His teeth clicked together. He always did forget just how direct Sparrow could be. “I was to bring you back alive.”
“So my brother can kill me.”
“No. Linden. Linden commanded me.”
That startled her. His heart stabbed at the hurt in her face. All this time, all this power and wisdom, and she still yearned after that pretty fool.
She did not try to deny what he had said, at least. That was Sparrow: unflinching in the face of the truth. “He did love that horse,” she said slowly. “He must have been very, very angry.”
“The word I would use,” said Kestrel, “is wrath.”
“Ah.” She sighed. “Yes, I suppose it would be that. We couldn’t have done anything much worse than we did.”
“I can’t think of anything,” Kestrel said dryly.
“And he sent you. That was cruel.”
“He wouldn’t have known,” Kestrel said.
“I suppose not,” said Sparrow. “You can’t do it, you know. Take the stallion, or take me. The goddess won’t allow it.”
“The goddess? Not you?”
“I would go,” she said, “if I could. I’m not particularly afraid to die—and I might not. But the goddess forbids. We’re to stay here.” She slanted a glance under those straight black brows. “You know that. You can hear her, too.”
“I can’t—”
That was not true. Kestrel did not
hear the goddess, nothing so clear or so direct. He knew, that was all. He looked at the mare, and she was going nowhere, nor was the stallion, nor was Sparrow.
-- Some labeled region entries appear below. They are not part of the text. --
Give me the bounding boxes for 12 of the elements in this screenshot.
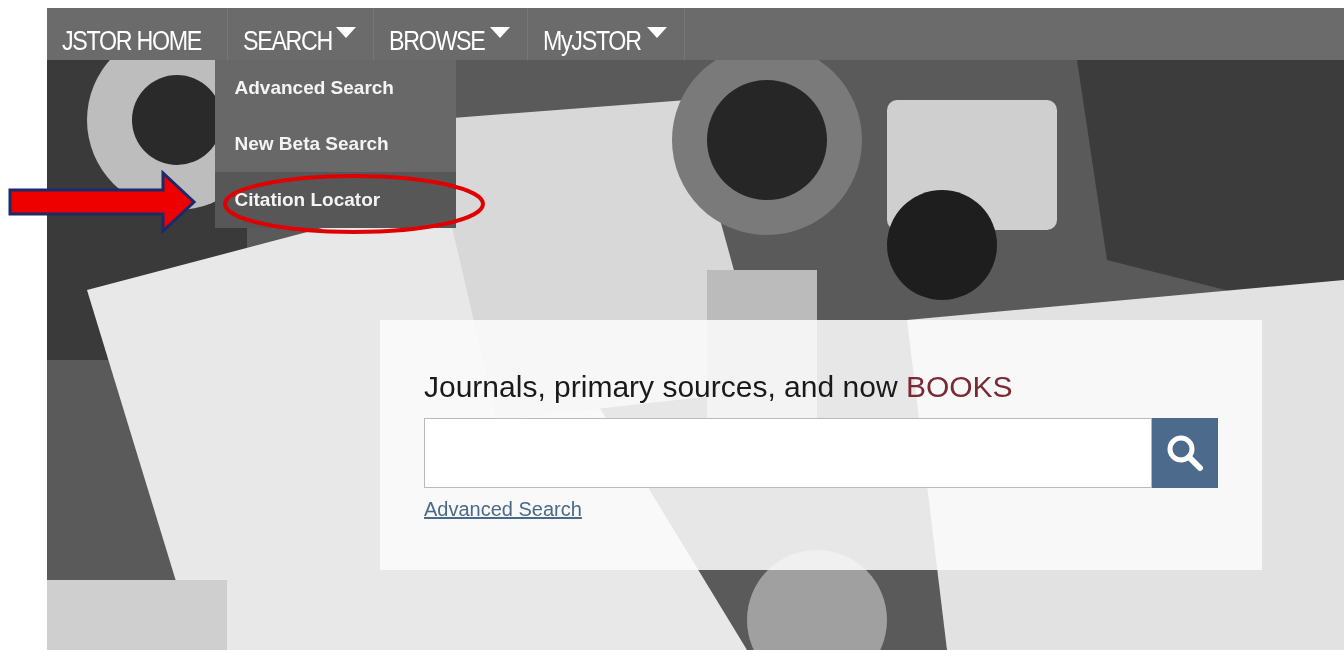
headline: Journals, primary sources, and now BOOKS <box>424 370 1014 404</box>
arrow-icon <box>8 170 196 234</box>
nav-label: JSTOR HOME <box>62 27 201 55</box>
nav-label: MyJSTOR <box>543 27 641 55</box>
search-icon <box>1166 434 1204 472</box>
menu-item[interactable]: New Beta Search <box>214 116 456 172</box>
menu-item[interactable]: Advanced Search <box>214 60 456 116</box>
advanced-search-link[interactable]: Advanced Search <box>424 498 582 521</box>
nav-label: BROWSE <box>389 27 485 55</box>
nav-label: SEARCH <box>242 27 332 55</box>
search-field[interactable] <box>424 418 1152 488</box>
search-button[interactable] <box>1152 418 1218 488</box>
As for him, whom the shaman here had named the Sparrowhawk . . . he had failed of his hunting. He should go back and take the punishment that he had earned.
“No,” said Sparrow as if he had spoken aloud. “You’ll stay.”
“I can’t.”
She reached across the narrow space that was between them, and took his hand. “You will.”
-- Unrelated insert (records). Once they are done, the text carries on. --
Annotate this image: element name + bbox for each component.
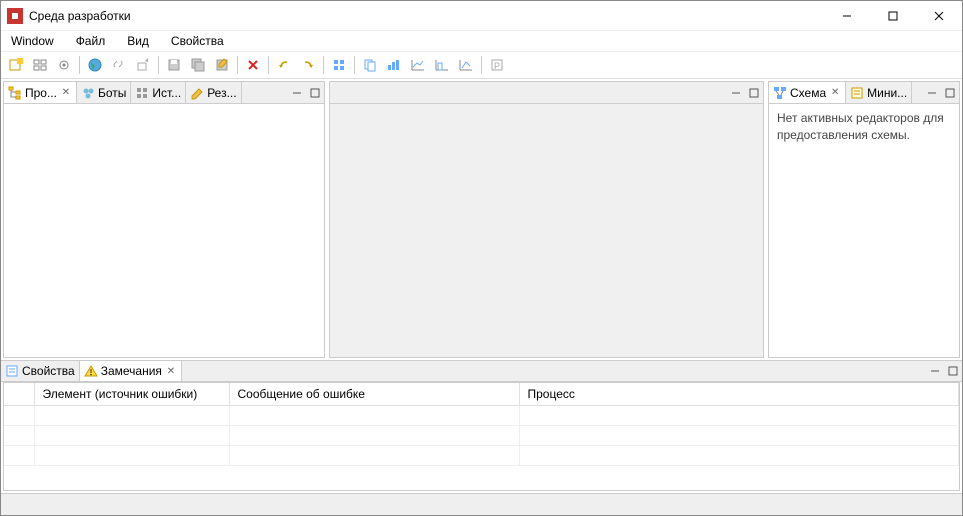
copy-button[interactable] bbox=[359, 54, 381, 76]
minimize-button[interactable] bbox=[824, 1, 870, 31]
results-icon bbox=[190, 86, 204, 100]
remarks-table: Элемент (источник ошибки) Сообщение об о… bbox=[4, 383, 959, 466]
window-title: Среда разработки bbox=[29, 9, 131, 23]
menubar: Window Файл Вид Свойства bbox=[1, 31, 962, 51]
tab-properties[interactable]: Свойства bbox=[1, 360, 80, 382]
chart1-button[interactable] bbox=[383, 54, 405, 76]
warning-icon bbox=[84, 364, 98, 378]
tab-history[interactable]: Ист... bbox=[131, 82, 186, 104]
no-editor-message: Нет активных редакторов для предоставлен… bbox=[777, 111, 944, 142]
layout-button[interactable] bbox=[29, 54, 51, 76]
workspace: Про... ✕ Боты Ист... Рез... bbox=[1, 79, 962, 515]
save-all-button[interactable] bbox=[187, 54, 209, 76]
minimize-icon[interactable] bbox=[289, 85, 305, 101]
new-project-button[interactable] bbox=[5, 54, 27, 76]
tab-bots[interactable]: Боты bbox=[77, 82, 131, 104]
col-process[interactable]: Процесс bbox=[519, 383, 959, 406]
table-row[interactable] bbox=[4, 406, 959, 426]
chart4-button[interactable] bbox=[455, 54, 477, 76]
maximize-button[interactable] bbox=[870, 1, 916, 31]
maximize-icon[interactable] bbox=[942, 85, 958, 101]
toolbar: P bbox=[1, 51, 962, 79]
redo-button[interactable] bbox=[297, 54, 319, 76]
bots-icon bbox=[81, 86, 95, 100]
maximize-icon[interactable] bbox=[307, 85, 323, 101]
close-icon[interactable]: ✕ bbox=[829, 87, 841, 99]
col-message[interactable]: Сообщение об ошибке bbox=[229, 383, 519, 406]
chart2-button[interactable] bbox=[407, 54, 429, 76]
undo-button[interactable] bbox=[273, 54, 295, 76]
close-icon[interactable]: ✕ bbox=[165, 365, 177, 377]
titlebar: Среда разработки bbox=[1, 1, 962, 31]
minimize-icon[interactable] bbox=[927, 363, 943, 379]
menu-properties[interactable]: Свойства bbox=[167, 32, 228, 50]
tab-remarks[interactable]: Замечания ✕ bbox=[80, 361, 182, 383]
grid-button[interactable] bbox=[328, 54, 350, 76]
minimap-icon bbox=[850, 86, 864, 100]
left-panel: Про... ✕ Боты Ист... Рез... bbox=[3, 81, 325, 358]
tab-projects[interactable]: Про... ✕ bbox=[4, 82, 77, 104]
maximize-icon[interactable] bbox=[746, 85, 762, 101]
schema-icon bbox=[773, 86, 787, 100]
statusbar bbox=[1, 493, 962, 515]
minimize-icon[interactable] bbox=[924, 85, 940, 101]
bottom-panel: Свойства Замечания ✕ Элемент (источник о… bbox=[1, 360, 962, 515]
menu-file[interactable]: Файл bbox=[72, 32, 110, 50]
delete-button[interactable] bbox=[242, 54, 264, 76]
save-edit-button[interactable] bbox=[211, 54, 233, 76]
menu-view[interactable]: Вид bbox=[123, 32, 153, 50]
app-icon bbox=[7, 8, 23, 24]
close-icon[interactable]: ✕ bbox=[60, 87, 72, 99]
chart3-button[interactable] bbox=[431, 54, 453, 76]
right-panel-body: Нет активных редакторов для предоставлен… bbox=[769, 104, 959, 357]
tab-minimap[interactable]: Мини... bbox=[846, 82, 912, 104]
left-panel-body bbox=[4, 104, 324, 357]
editor-body bbox=[330, 104, 763, 357]
col-element[interactable]: Элемент (источник ошибки) bbox=[34, 383, 229, 406]
properties-icon bbox=[5, 364, 19, 378]
maximize-icon[interactable] bbox=[945, 363, 961, 379]
tab-results[interactable]: Рез... bbox=[186, 82, 241, 104]
link-button[interactable] bbox=[108, 54, 130, 76]
globe-button[interactable] bbox=[84, 54, 106, 76]
right-panel: Схема ✕ Мини... Нет активных редакторов … bbox=[768, 81, 960, 358]
settings-button[interactable] bbox=[53, 54, 75, 76]
tree-icon bbox=[8, 86, 22, 100]
save-button[interactable] bbox=[163, 54, 185, 76]
export-button[interactable] bbox=[132, 54, 154, 76]
table-row[interactable] bbox=[4, 426, 959, 446]
editor-panel bbox=[329, 81, 764, 358]
p-button[interactable]: P bbox=[486, 54, 508, 76]
svg-text:P: P bbox=[494, 61, 500, 71]
table-row[interactable] bbox=[4, 446, 959, 466]
col-icon[interactable] bbox=[4, 383, 34, 406]
minimize-icon[interactable] bbox=[728, 85, 744, 101]
history-icon bbox=[135, 86, 149, 100]
tab-schema[interactable]: Схема ✕ bbox=[769, 82, 846, 104]
menu-window[interactable]: Window bbox=[7, 32, 58, 50]
close-button[interactable] bbox=[916, 1, 962, 31]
He stared at his long thin hand in her small round one. His fingers were cold. Hers were warm. He said, “You’re playing me like a flute. Stop it.”
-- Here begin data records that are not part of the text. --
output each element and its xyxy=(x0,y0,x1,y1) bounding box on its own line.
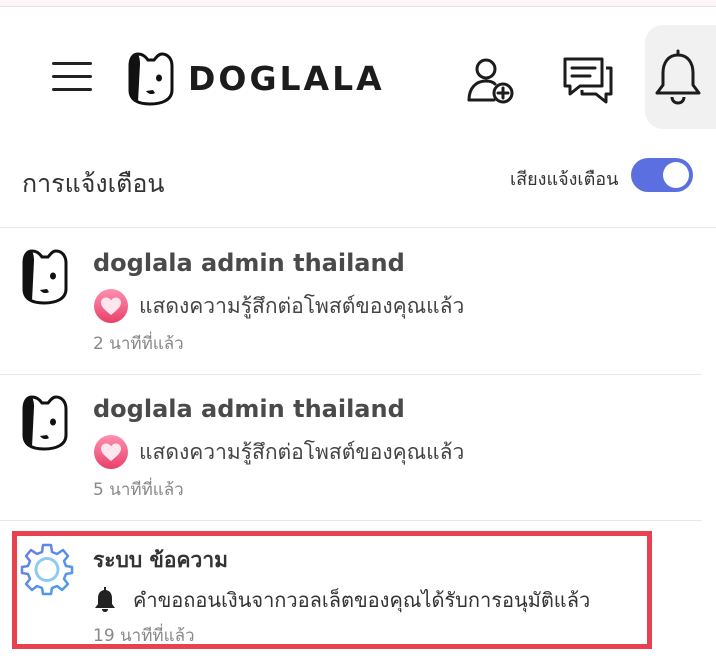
menu-button[interactable] xyxy=(48,58,96,94)
top-strip xyxy=(0,0,716,7)
notifications-button[interactable] xyxy=(645,25,716,129)
page-title: การแจ้งเตือน xyxy=(22,169,165,198)
notification-time: 5 นาทีที่แล้ว xyxy=(93,480,184,500)
notification-sender: doglala admin thailand xyxy=(93,395,405,423)
brand-logo[interactable]: DOGLALA xyxy=(128,50,385,106)
notification-time: 2 นาทีที่แล้ว xyxy=(93,334,184,354)
notification-item-system[interactable]: ระบบ ข้อความ คำขอถอนเงินจากวอลเล็ตของคุณ… xyxy=(0,522,702,668)
dog-avatar-icon xyxy=(22,249,68,305)
bell-icon xyxy=(655,49,701,105)
notification-message-row: คำขอถอนเงินจากวอลเล็ตของคุณได้รับการอนุม… xyxy=(93,582,590,618)
heart-icon xyxy=(94,435,128,469)
dog-avatar-icon xyxy=(22,395,68,451)
notification-sender: ระบบ ข้อความ xyxy=(93,548,228,572)
notification-sender: doglala admin thailand xyxy=(93,249,405,277)
chat-bubbles-icon xyxy=(563,57,613,104)
messages-button[interactable] xyxy=(558,50,618,110)
sound-toggle-label: เสียงแจ้งเตือน xyxy=(510,169,619,190)
dog-logo-icon xyxy=(128,52,174,106)
notification-message: คำขอถอนเงินจากวอลเล็ตของคุณได้รับการอนุม… xyxy=(133,588,591,612)
notification-time: 19 นาทีที่แล้ว xyxy=(93,626,195,646)
gear-icon xyxy=(20,543,74,596)
add-user-icon xyxy=(467,58,514,104)
toggle-knob xyxy=(663,162,689,188)
notifications-header: การแจ้งเตือน เสียงแจ้งเตือน xyxy=(0,132,716,228)
sound-toggle[interactable] xyxy=(631,158,693,192)
add-friend-button[interactable] xyxy=(460,50,520,110)
brand-name: DOGLALA xyxy=(188,58,385,98)
heart-icon xyxy=(94,289,128,323)
notification-message: แสดงความรู้สึกต่อโพสต์ของคุณแล้ว xyxy=(139,293,465,318)
notification-item[interactable]: doglala admin thailand แสดงความรู้สึกต่อ… xyxy=(0,229,702,375)
notification-message-row: แสดงความรู้สึกต่อโพสต์ของคุณแล้ว xyxy=(93,287,464,325)
app-header: DOGLALA xyxy=(0,8,716,132)
notification-message: แสดงความรู้สึกต่อโพสต์ของคุณแล้ว xyxy=(139,439,465,464)
notification-message-row: แสดงความรู้สึกต่อโพสต์ของคุณแล้ว xyxy=(93,433,464,471)
hamburger-menu-icon xyxy=(52,62,92,65)
notification-item[interactable]: doglala admin thailand แสดงความรู้สึกต่อ… xyxy=(0,375,702,521)
bell-icon xyxy=(95,587,115,612)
She did not let go his hand. “I will play a whole night’s dance on you, if that’s what’s necessary. I won’t let you go back. They’ll kill you.”
“I don’t think Linden will,” he said.
“It’s not Linden I’m thinking of.” She raised his hand to her cheek. It turned of its own accord, fitting its palm to that soft curve. “She brought you here, you know. The goddess. She tested you; she tempered you with pain. She wants you here for what will come.”
“And if I won’t stay?”
“You, she won’t stop. But I will.”
“Can you?”
She closed the space between them, linking hands behind his neck. “Ask me now,” she said.
She did not mean it. She did it because she knew what was in his heart—not because she shared any part of it.
He knew that, and he felt himself falling. Honor, duty, loyalty to his king—what had any of them been, from the beginning, but obedience to her wish? She had asked him to look after Linden. He had done that. Now he was here, and she asked him to do another thing, a terrible thing, to abandon the king whom he had served at her will. All at her will, because he had no power to resist her.
He groaned and willed himself to pull away. Of course he could not. His arms, raised to thrust her off, folded around her, drawing her closer.
He had dreamed of this. But in the dreams, she had loved him as he loved her. That was not so in this waking world. She was saving his life, that was all—that was how she would reckon it.